I recently finished watching the second season of Agent Carter and after the last episode was over I was left with a familiar feeling, something akin to loss. It’s a feeling I’ve always gotten when there’s nothing more left of a story or character that really captured my imagination. It falls somewhere between disappointment and actual heartbreak, but it’s notable in that it stays with me for a few days or even a few weeks and I have to keep reminding myself that it’s not because anything has actually gone missing from my everyday life.
I was born decades after Agent Peggy Carter’s era and my life experience is a far cry from undercover missions, secret weapons, old fashioned car chases and back alley shootouts, but I still feel like I understand Peggy better than most of the people I work with every day. When a story is well told or a film is well acted it feels like you’ve gotten to know a character more intimately than you ever know anyone real because you’re given the kind of look at what’s inside their heads and hearts you only get from other people second hand or redacted. I sometimes think that communication is like a game of broken telephone – a series of misunderstandings and near misses that we agree to accept because it’s as close to truly connecting as we can get without ever really being able to know how another human being feels.
Stories are shortcuts that let us get closer to other people (the characters, and on some level the writer or actors) than it’s possible to get in any other way. We’re able to almost become them or a part of their world while still watching from the outside as ourselves, and when we stop watching, their experiences are integrated with ours even though we were never there and they don’t really exist. Perhaps that’s part of the draw of voyeurism, but unlike most voyeurism, reading and watching shows is consensual because it’s been created specifically in order for you to have that experience and make those connections. You only get a curated piece of an author or actor’s mind, but you often have complete access to a character. They remain as much themselves as a self has been created for them, but beyond that they become a part of you and your world and you’re free to tell yourself whatever stories you want about them.
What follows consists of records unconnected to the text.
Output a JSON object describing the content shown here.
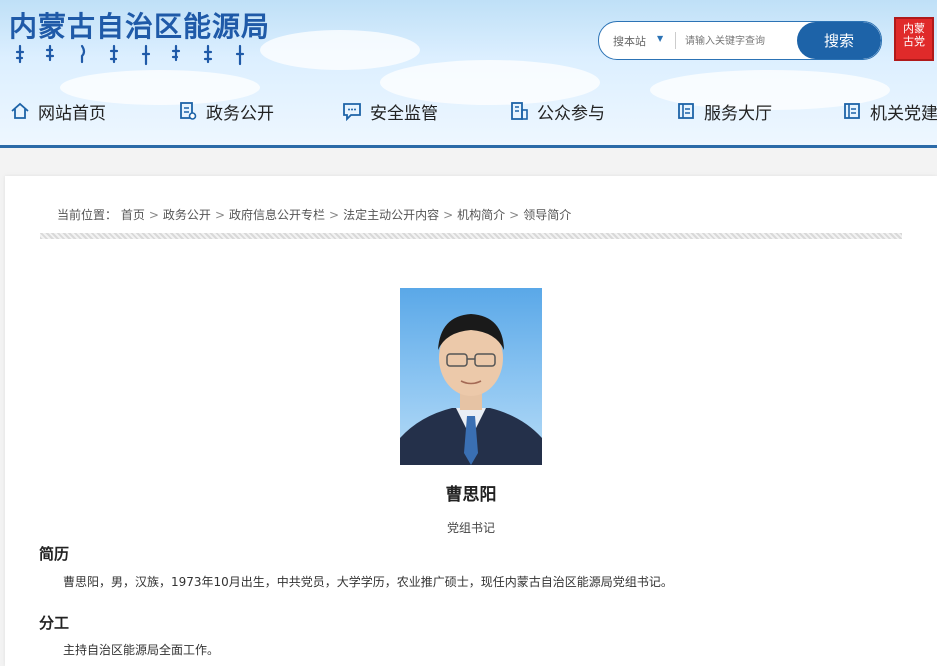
{
  "header": {
    "site_title": "内蒙古自治区能源局",
    "brand_color": "#1f5aa8",
    "search": {
      "scope_label": "搜本站",
      "placeholder": "请输入关键字查询",
      "button_label": "搜索"
    },
    "emblem_icon": "party-emblem-icon"
  },
  "nav": {
    "items": [
      {
        "label": "网站首页",
        "icon": "home-icon"
      },
      {
        "label": "政务公开",
        "icon": "document-icon"
      },
      {
        "label": "安全监管",
        "icon": "chat-icon"
      },
      {
        "label": "公众参与",
        "icon": "people-doc-icon"
      },
      {
        "label": "服务大厅",
        "icon": "book-icon"
      },
      {
        "label": "机关党建",
        "icon": "book-icon"
      }
    ]
  },
  "breadcrumb": {
    "prefix": "当前位置：",
    "items": [
      "首页",
      "政务公开",
      "政府信息公开专栏",
      "法定主动公开内容",
      "机构简介",
      "领导简介"
    ]
  },
  "profile": {
    "name": "曹思阳",
    "position": "党组书记",
    "sections": [
      {
        "heading": "简历",
        "body": "曹思阳，男，汉族，1973年10月出生，中共党员，大学学历，农业推广硕士，现任内蒙古自治区能源局党组书记。"
      },
      {
        "heading": "分工",
        "body": "主持自治区能源局全面工作。"
      }
    ]
  }
}
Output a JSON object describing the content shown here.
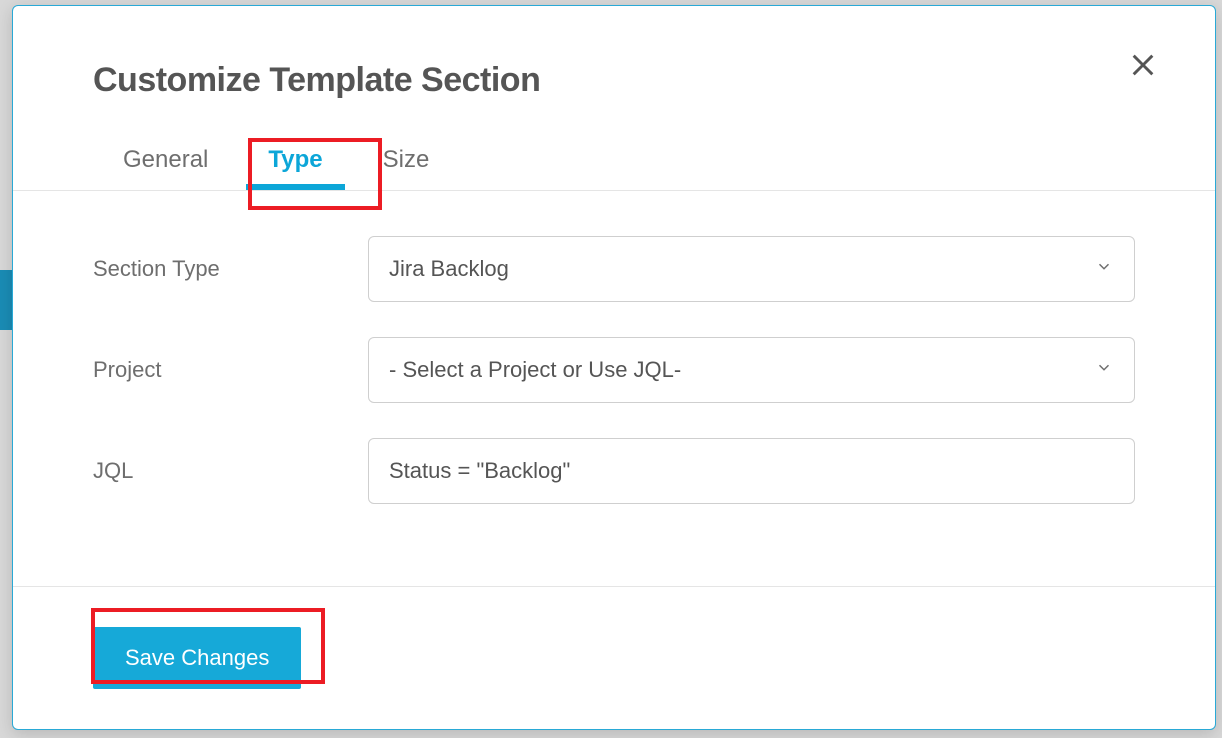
{
  "modal": {
    "title": "Customize Template Section",
    "tabs": [
      {
        "label": "General",
        "active": false
      },
      {
        "label": "Type",
        "active": true
      },
      {
        "label": "Size",
        "active": false
      }
    ],
    "form": {
      "section_type": {
        "label": "Section Type",
        "value": "Jira Backlog"
      },
      "project": {
        "label": "Project",
        "value": "- Select a Project or Use JQL-"
      },
      "jql": {
        "label": "JQL",
        "value": "Status = \"Backlog\""
      }
    },
    "footer": {
      "save_label": "Save Changes"
    }
  }
}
I find it interesting that western dualism has resulted in an ingrained bias about the intellectual being superior to the physical, but at the same time the “real world” is so often seen as more important while getting lost in fantasy or connecting through books, movies and games is dismissed as escapism. I suppose it comes down to a judgement of relative value, in this case what is considered intellectual. My experience is that sometimes the most satisfying connections we feel are with figments of our own imagination. They don’t surprise us or challenge us the way real people do, but they do allow us to explore our own internal geography, safely reach beyond our comfort zone, and reflect us back to ourselves the way we would like to be seen, even if it’s in the eyes of a person who doesn’t exist.
Fictional characters can inspire, teach empathy, and expand horizons. They can also comfort you and make you feel less alone, or just less lonely. Characters on film have the physical appearance of real people, which we can borrow in our minds like a shell or an outfit for a fantasy person to wear. Sometimes it’s just a superficial appeal, but other times it’s a combination of a specific character with their looks and how they‘re played – a perfect storm which is unlikely to be replicated even by the same actor in another role. It’s chemistry, and a new character isn’t the same formula.
I love Agent Carter in a large part because Peggy is such a fantastic character and Hayley Atwell plays her so well. She can punch you in the face while clinging to the top of your car in a stylish outfit, and show up all the fools who doubt it with a clever line. I love it that every time there’s a fist fight it’s Peggy duking it out while the rest of the cast plays sidekick. I especially appreciate that the sexist treatment her character gets in the script, like the male characters shutting her out of investigations and asking her to get coffee, doesn’t bleed into sexism in how her character is handled in the show. Her action and fight scenes are filmed just like any other action-adventure show with no modifications made because she’s a girl.
Entertainingly enough, Hayley Atwell’s twitter feed is full of apologies for her clumsiness. For example: “Dear stunt man and actor, sorry I kicked you both in the balls during rehearsals today.” I’ve seen pictures of her both in and out of costume, and since it’s a period piece set just after World War II there’s a more striking difference between the two than is sometimes the case. If for some reason I knew her in real life I might well like her, and assuming that I did I’m sure I’d think she was attractive, but honestly for me to be interested she’d actually have to be Peggy Carter. It’s the characters in stories that have always captured my interest and my heart.
The feeling I had after the last episode was like the echo of a breakup – it forced me to let go and accept that our relationship was over, at least until next season. I’m well aware that she’s a comic book character. I’m not under the impression that the show is an accurate representation of how things were in the 1940s or what it would be like to be a secret agent, but I did enjoy imagining what it would be like to be a 1940s comic book secret agent. Or at least partners with one. Realistically, in this scenario I’d be Jarvis.
alex MacFadyen is not at all certain he could throw a punch while clinging to the roof of a car.